L’auteur rappelle que les Iroquois du Canada, pour qui la guerre contre les Britanniques était désavantageuse sur le plan commercial, ont officiellement participé à la guerre de Sept Ans pour soutenir l’offensive de leurs alliés traditionnels. Sans vraiment définir le fonctionnement de l’alliance franco-amérindienne, il soutient qu’en s’engageant activement dans le conflit, les Iroquois y trouvaient néanmoins leurs avantages : essentiellement la prise de captifs et de « butin » de guerre (armes, vêtements, nourritures). Pour MacLeod, Français et Amérindiens menaient une « guerre parallèle » : tout en combattant conjointement, ils poursuivaient des objectifs militaires différents. Les Français visaient à détruire un fort ou à repousser une armée, alors que les Iroquois se préoccupaient davantage de capturer des ennemis et d’amasser des marchandises. Les batailles de la Monongahela, dans la vallée de l’Ohio en 1754 (chapitre 3), et du fort Carillon, au sud du lac Champlain en 1758 (chapitre 4), illustrent bien cette situation.

MacLeod soutient cependant que la guerre de Sept Ans fait naître « un affrontement d’ordre culturel entre les valeurs et les coutumes militaires amérindiennes et européennes » (p. 10). La technique ultraspécialisée des sièges, les capitulations conclues exclusivement entre Européens, et le mépris des officiers métropolitains pour la philosophie militaire amérindienne, sont autant de facteurs qui reléguèrent les Autochtones au second plan, les empêchant d’amasser butin et captifs. En revanche, les Amérindiens pouvaient faire fi des ententes entre Européens et « continuer à se battre jusqu’à ce qu’ils puissent crier victoire selon leurs propres critères » (p. 142). C’est ainsi que l’auteur explique les vols d’armes, de vêtements et de provisions ainsi que le massacre et la capture de militaires normalement protégés par les termes de la capitulation durant les sièges des forts Oswego, sur le lac Ontario en 1756, et William Henry, sur le lac Saint-Sacrement en 1757 (chapitres 5 et 6).

En 1759, la situation commence à basculer à l’avantage des Britanniques, qui ont pris Québec et rétabli Oswego tout en menaçant sérieusement les territoires des Iroquois du Canada ; ces derniers ont dû alors revoir leur alliance et entamer des négociations avec les Britanniques. Les trois derniers chapitres de l’ouvrage abordent cette question du revirement de l’alliance iroquoise, tout en mettant en relief le rôle d’intermédiaire joué par les Iroquois des Six Nations.
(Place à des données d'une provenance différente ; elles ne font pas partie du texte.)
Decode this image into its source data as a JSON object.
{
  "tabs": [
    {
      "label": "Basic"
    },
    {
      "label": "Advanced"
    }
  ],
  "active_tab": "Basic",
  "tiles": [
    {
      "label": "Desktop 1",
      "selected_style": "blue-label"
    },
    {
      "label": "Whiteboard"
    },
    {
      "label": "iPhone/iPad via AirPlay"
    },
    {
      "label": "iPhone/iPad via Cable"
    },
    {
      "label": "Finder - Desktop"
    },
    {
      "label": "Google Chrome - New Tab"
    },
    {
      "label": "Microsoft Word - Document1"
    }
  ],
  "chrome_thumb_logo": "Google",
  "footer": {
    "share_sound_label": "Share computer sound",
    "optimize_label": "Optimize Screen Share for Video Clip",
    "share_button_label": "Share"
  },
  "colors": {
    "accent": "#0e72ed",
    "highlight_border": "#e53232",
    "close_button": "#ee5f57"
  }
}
MacLeod soutient en outre que, sans se soucier des objectifs militaires français, les Iroquois du Canada commencèrent à recevoir positivement les propositions de neutralité faites par les Britanniques, à partir de septembre 1759, afin de protéger leur intégrité territoriale.

Mais, tout en négociant avec les Britanniques, les Iroquois continuèrent d’entretenir leur alliance avec les Français et même à se battre à leurs côtés jusqu’à la capitulation de Montréal en 1760. Pour l’auteur, cette attitude ambiguë témoigne de l’indépendance des Iroquois dans leurs relations avec les Européens.

Même si les Britanniques ne respectèrent pas entièrement les termes de la nouvelle alliance, MacLeod juge qu’ils adoptèrent une attitude conciliante à l’égard des Iroquois, qui n’eurent pas à affronter les troupes britanniques, contrairement aux Abénaquis d’Odanak dont le village fut détruit après qu’ils eurent refusé la neutralité aux Britanniques en août 1759. Le changement d’alliance aurait donc permis aux Iroquois de se sortir d’une situation délicate et d’assurer non seulement leur survie, mais aussi leur autonomie. Ici, l’argumentation ne convainc qu’à demi, puisque le renversement de l’alliance n’est pas nécessairement un gage de l’autonomie iroquoise, mais relève plutôt de la situation très précaire des Iroquois au lendemain de l’invasion britannique.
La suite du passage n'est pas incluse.